Often a recipe will call for an ingredient that you either don’t have or cannot find. Then you are faced with a perplexing challenge. Do you still make the recipe or do you jump ship and find something else to make? I say, make the recipe. There is always a way to make a recipe with substitutions and still come out with something great to eat. Certain items are easy to replace. Leeks for instance or shallots can always be replaced with onions. Look for an onion with a high sugar content, like a red onion or a vidalia and you’ll still end up with the sweet onion flavor appropriate for a dish. Don’t have garlic around, use some garlic powder and you’ll be just fine. Something call for Herbes de Provence but you can’t find it, use Italian Seasoning. It’s always available at any grocery store and it’ll still give you a complexity of flavor you are looking for. Fresh herbs can always be replaced by dried in a smaller quantity. Generally the ratio is to use half the dried in relation to the fresh recommended. Don’t have heavy cream?? You can use sour cream or you can use milk. Don’t have buttermilk?? You can take a cup of milk and add 1 Tbl of distilled vinegar and let it sit for 10 mins. Don’t have butter, you can substitute shortening or olive oil and vice versa. Don’t have chilli paste or Tabasco, use Cayenne Pepper and vice versa. The key is to determine what purpose the ingredient serves in the dish. Is it a flavor component, like an herb or spice?? Is it an acid component, like vinegar or lemon juice?? Is it a thickener, like flour or cornstarch?? Is it intended to make something creamy, like milk or sour cream?? Asking yourself these questions when you approach a recipe can make all the difference in finding an appropriate substitute. And if all else fails, you can always send me a note and I’d be happy to offer some good suggestions. Bottom line, don’t ever be scared. Cooking should be fun and easy. If you are intimidated by a recipe, find ways to make it less intimidating by using ingredients you are familiar with and never be afraid to try something new. The worst that can happen is that you learn something new in the process and have some fun doing it!

2 Responses

  1. Dennis says:

    Monica,

    This entry brought to mind a cook book that was reviewed on NPR earlier this year. It is called “Ratio: The Simple Codes Behind the Craft of Everyday Cooking” by Michael Ruhlman. His premise is that there are certain ratios that are constant for cooking.

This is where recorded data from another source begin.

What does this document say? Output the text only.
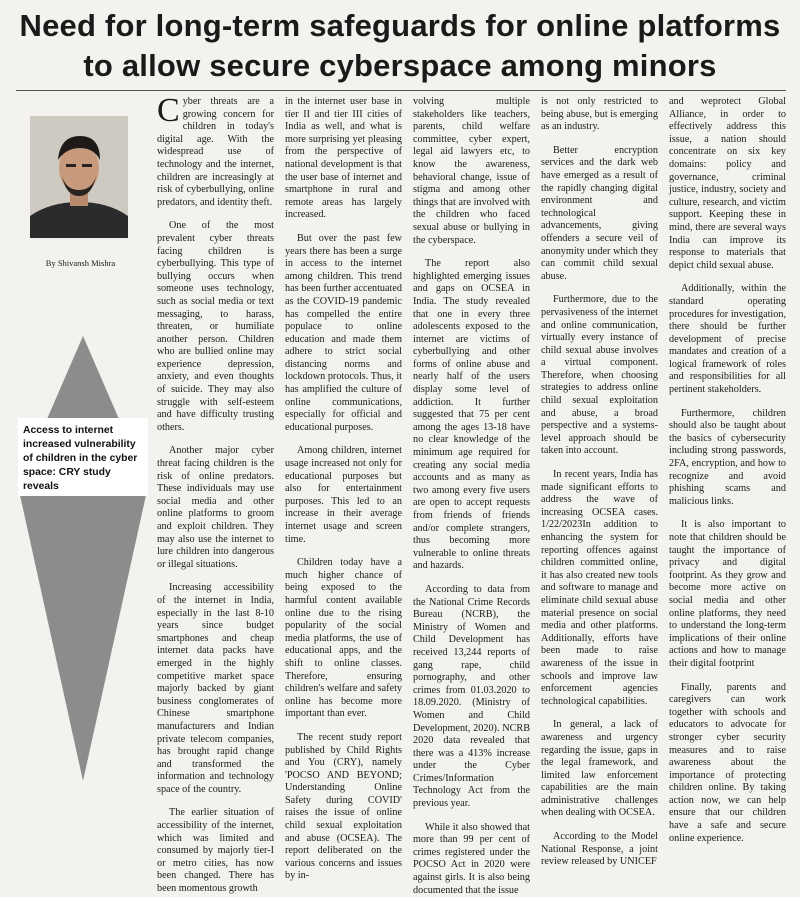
Need for long-term safeguards for online platforms
to allow secure cyberspace among minors
By Shivansh Mishra
Access to internet increased vulnerability of children in the cyber space: CRY study reveals

Cyber threats are a growing concern for children in today's digital age. With the widespread use of technology and the internet, children are increasingly at risk of cyberbullying, online predators, and identity theft.

One of the most prevalent cyber threats facing children is cyberbullying. This type of bullying occurs when someone uses technology, such as social media or text messaging, to harass, threaten, or humiliate another person. Children who are bullied online may experience depression, anxiety, and even thoughts of suicide. They may also struggle with self-esteem and have difficulty trusting others.

Another major cyber threat facing children is the risk of online predators. These individuals may use social media and other online platforms to groom and exploit children. They may also use the internet to lure children into dangerous or illegal situations.

Increasing accessibility of the internet in India, especially in the last 8-10 years since budget smartphones and cheap internet data packs have emerged in the highly competitive market space majorly backed by giant business conglomerates of Chinese smartphone manufacturers and Indian private telecom companies, has brought rapid change and transformed the information and technology space of the country.

The earlier situation of accessibility of the internet, which was limited and consumed by majorly tier-I or metro cities, has now been changed. There has been momentous growth

in the internet user base in tier II and tier III cities of India as well, and what is more surprising yet pleasing from the perspective of national development is that the user base of internet and smartphone in rural and remote areas has largely increased.

But over the past few years there has been a surge in access to the internet among children. This trend has been further accentuated as the COVID-19 pandemic has compelled the entire populace to online education and made them adhere to strict social distancing norms and lockdown protocols. Thus, it has amplified the culture of online communications, especially for official and educational purposes.

Among children, internet usage increased not only for educational purposes but also for entertainment purposes. This led to an increase in their average internet usage and screen time.

Children today have a much higher chance of being exposed to the harmful content available online due to the rising popularity of the social media platforms, the use of educational apps, and the shift to online classes. Therefore, ensuring children's welfare and safety online has become more important than ever.

The recent study report published by Child Rights and You (CRY), namely 'POCSO AND BEYOND; Understanding Online Safety during COVID' raises the issue of online child sexual exploitation and abuse (OCSEA). The report deliberated on the various concerns and issues by in-

volving multiple stakeholders like teachers, parents, child welfare committee, cyber expert, legal aid lawyers etc, to know the awareness, behavioral change, issue of stigma and among other things that are involved with the children who faced sexual abuse or bullying in the cyberspace.

The report also highlighted emerging issues and gaps on OCSEA in India. The study revealed that one in every three adolescents exposed to the internet are victims of cyberbullying and other forms of online abuse and nearly half of the users display some level of addiction. It further suggested that 75 per cent among the ages 13-18 have no clear knowledge of the minimum age required for creating any social media accounts and as many as two among every five users are open to accept requests from friends of friends and/or complete strangers, thus becoming more vulnerable to online threats and hazards.

According to data from the National Crime Records Bureau (NCRB), the Ministry of Women and Child Development has received 13,244 reports of gang rape, child pornography, and other crimes from 01.03.2020 to 18.09.2020. (Ministry of Women and Child Development, 2020). NCRB 2020 data revealed that there was a 413% increase under the Cyber Crimes/Information Technology Act from the previous year.

While it also showed that more than 99 per cent of crimes registered under the POCSO Act in 2020 were against girls. It is also being documented that the issue

is not only restricted to being abuse, but is emerging as an industry.

Better encryption services and the dark web have emerged as a result of the rapidly changing digital environment and technological advancements, giving offenders a secure veil of anonymity under which they can commit child sexual abuse.

Furthermore, due to the pervasiveness of the internet and online communication, virtually every instance of child sexual abuse involves a virtual component. Therefore, when choosing strategies to address online child sexual exploitation and abuse, a broad perspective and a systems-level approach should be taken into account.

In recent years, India has made significant efforts to address the wave of increasing OCSEA cases. 1/22/2023In addition to enhancing the system for reporting offences against children committed online, it has also created new tools and software to manage and eliminate child sexual abuse material presence on social media and other platforms. Additionally, efforts have been made to raise awareness of the issue in schools and improve law enforcement agencies technological capabilities.

In general, a lack of awareness and urgency regarding the issue, gaps in the legal framework, and limited law enforcement capabilities are the main administrative challenges when dealing with OCSEA.

According to the Model National Response, a joint review released by UNICEF

and weprotect Global Alliance, in order to effectively address this issue, a nation should concentrate on six key domains: policy and governance, criminal justice, industry, society and culture, research, and victim support. Keeping these in mind, there are several ways India can improve its response to materials that depict child sexual abuse.

Additionally, within the standard operating procedures for investigation, there should be further development of precise mandates and creation of a logical framework of roles and responsibilities for all pertinent stakeholders.

Furthermore, children should also be taught about the basics of cybersecurity including strong passwords, 2FA, encryption, and how to recognize and avoid phishing scams and malicious links.

It is also important to note that children should be taught the importance of privacy and digital footprint. As they grow and become more active on social media and other online platforms, they need to understand the long-term implications of their online actions and how to manage their digital footprint

Finally, parents and caregivers can work together with schools and educators to advocate for stronger cyber security measures and to raise awareness about the importance of protecting children online. By taking action now, we can help ensure that our children have a safe and secure online experience.
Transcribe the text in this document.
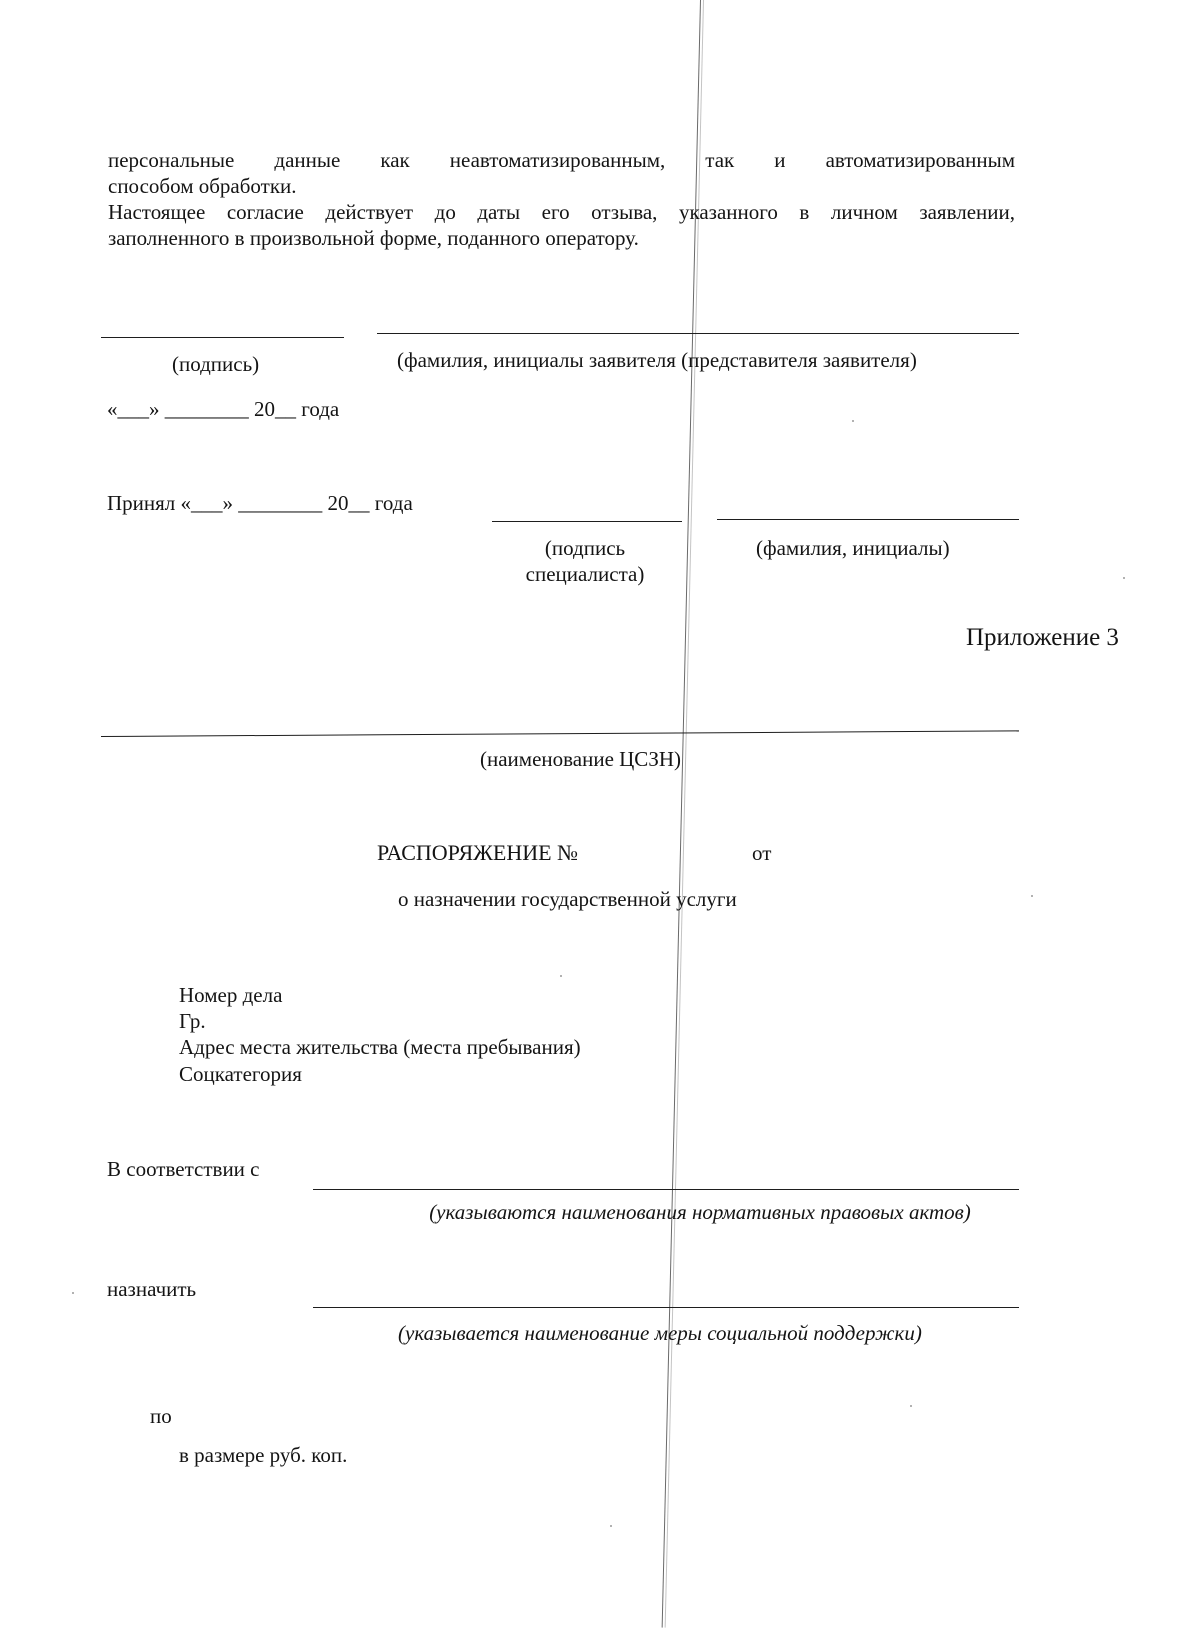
персональные данные как неавтоматизированным, так и автоматизированным
способом обработки.
Настоящее согласие действует до даты его отзыва, указанного в личном заявлении,
заполненного в произвольной форме, поданного оператору.
(подпись)	(фамилия, инициалы заявителя (представителя заявителя)
«___» ________ 20__ года
Принял «___» ________ 20__ года
(подпись специалиста)
(фамилия, инициалы)
Приложение 3
(наименование ЦСЗН)
РАСПОРЯЖЕНИЕ №	от
о назначении государственной услуги
Номер дела
Гр.
Адрес места жительства (места пребывания)
Соцкатегория
В соответствии с
(указываются наименования нормативных правовых актов)
назначить
(указывается наименование меры социальной поддержки)
по
в размере руб. коп.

    For example: 3:2:1 — three parts flour, two parts fat (like butter) and one part water — makes a basic pie crust. Add a dash of salt, and it’s a savory base for a quiche. Add some sugar, and you’ve got a shell for cherries, chocolate cream or fresh peaches.

    The ratio for bread: 5 parts flour : 3 parts
    water.

    Among the most common ratios is that for a standard vinaigrette. Couldn’t be simpler: 3 parts oil, 1 part vinegar.

    Later,
    Dennis Hall

  2. Michael was just on the Food Network as a judge for one of the competitions. He is a legend in food writing. I’ll have to pick this one up. Thanks for the info.